Sim, a São Silvestre, que era uma iniciativa da Rádio Gazeta e do jornal A Gazeta Esportiva, começava sempre pelas 23h30. e virava o ano com o pessoal correndo pelo centro velho de São Paulo. Muitos anos depois, a Globo Todo-Poderosa, obrigou a mudança de horário para não atrapalhar o Especial de Fim-de-Ano do Roberto Carlos, o show sempre igual… Naquele tempo não tinha os quenianos, e o grande herói da corrida era um belga, cujo nome não recordo…tinha também um careca que era da Checoslováquia que ganhava às vezes; certa vez ganhou um mexicano, e outra vez, um equatoriano, para frustração de todos, onde já se viu latino-americano ganhar de europeu?
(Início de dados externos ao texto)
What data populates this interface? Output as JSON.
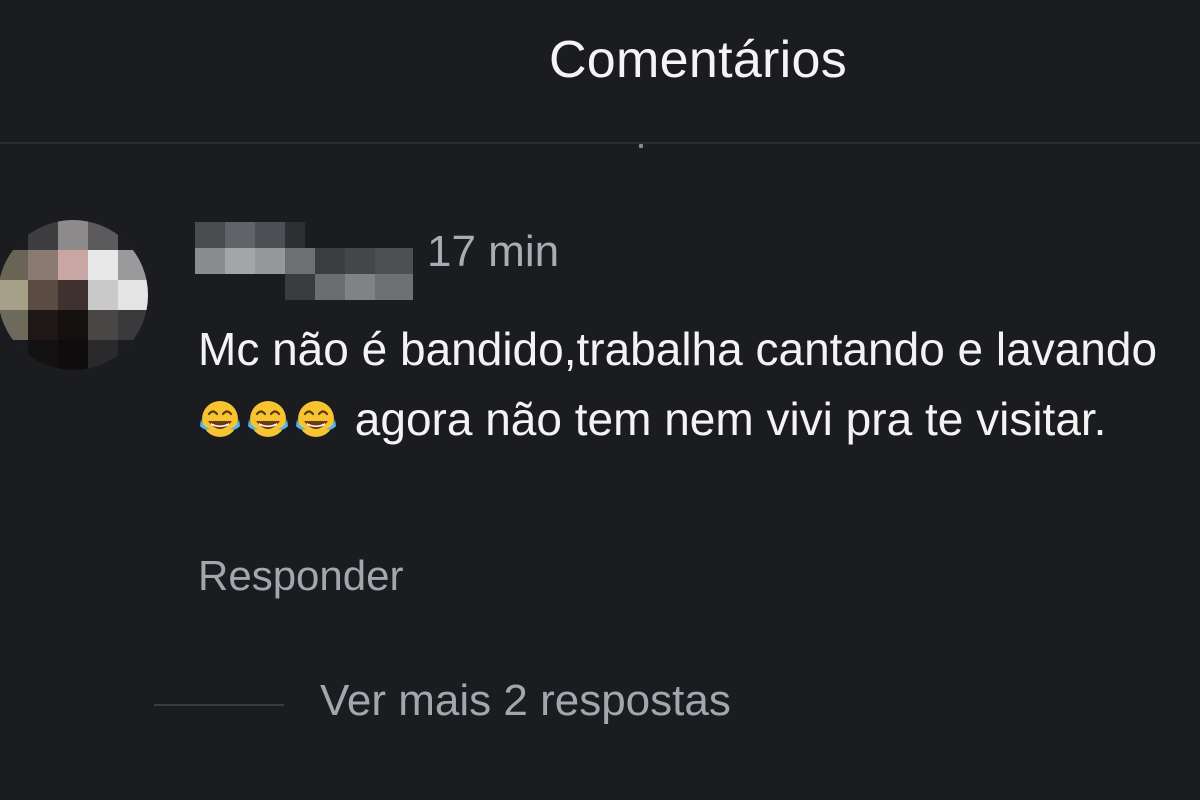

Eu sempre tive o azar de sortear um país que nunca ganhava: Peru, Brasil, França, Espanha, de modo que eu ficava olhando pela TV preto e branco sem muita expectativa.
Quando soava a meia noite, com muito menos foguetório que hoje, era realmente cômico: os adultos da família parecendo macacos: com o pé direito no chão (o esquerdo levantado), cacho de uva em uma das mãos, prato de lentilha na outra, sei lá como aparecia ainda a taça de champanhe, e ainda a romã com sete sementes (tinha de comer semente até o dia de reis…), e todo mundo dizendo “feliz ano-novo!”, aquele lance de abraçar, beijar, emoções, e o cara na TV gritando que a São Silvestre estava acabando e que o Belga já estava entrando na Avenida Cásper Líbero, onde acabava a corrida em frente ao prédio da Rádio Gazeta. Eu olhava aquilo e achava muito divertido, mas ficava tentando entender o que estava mudando além do número do ano no calendário e terminava dezembro, começava janeiro de novo…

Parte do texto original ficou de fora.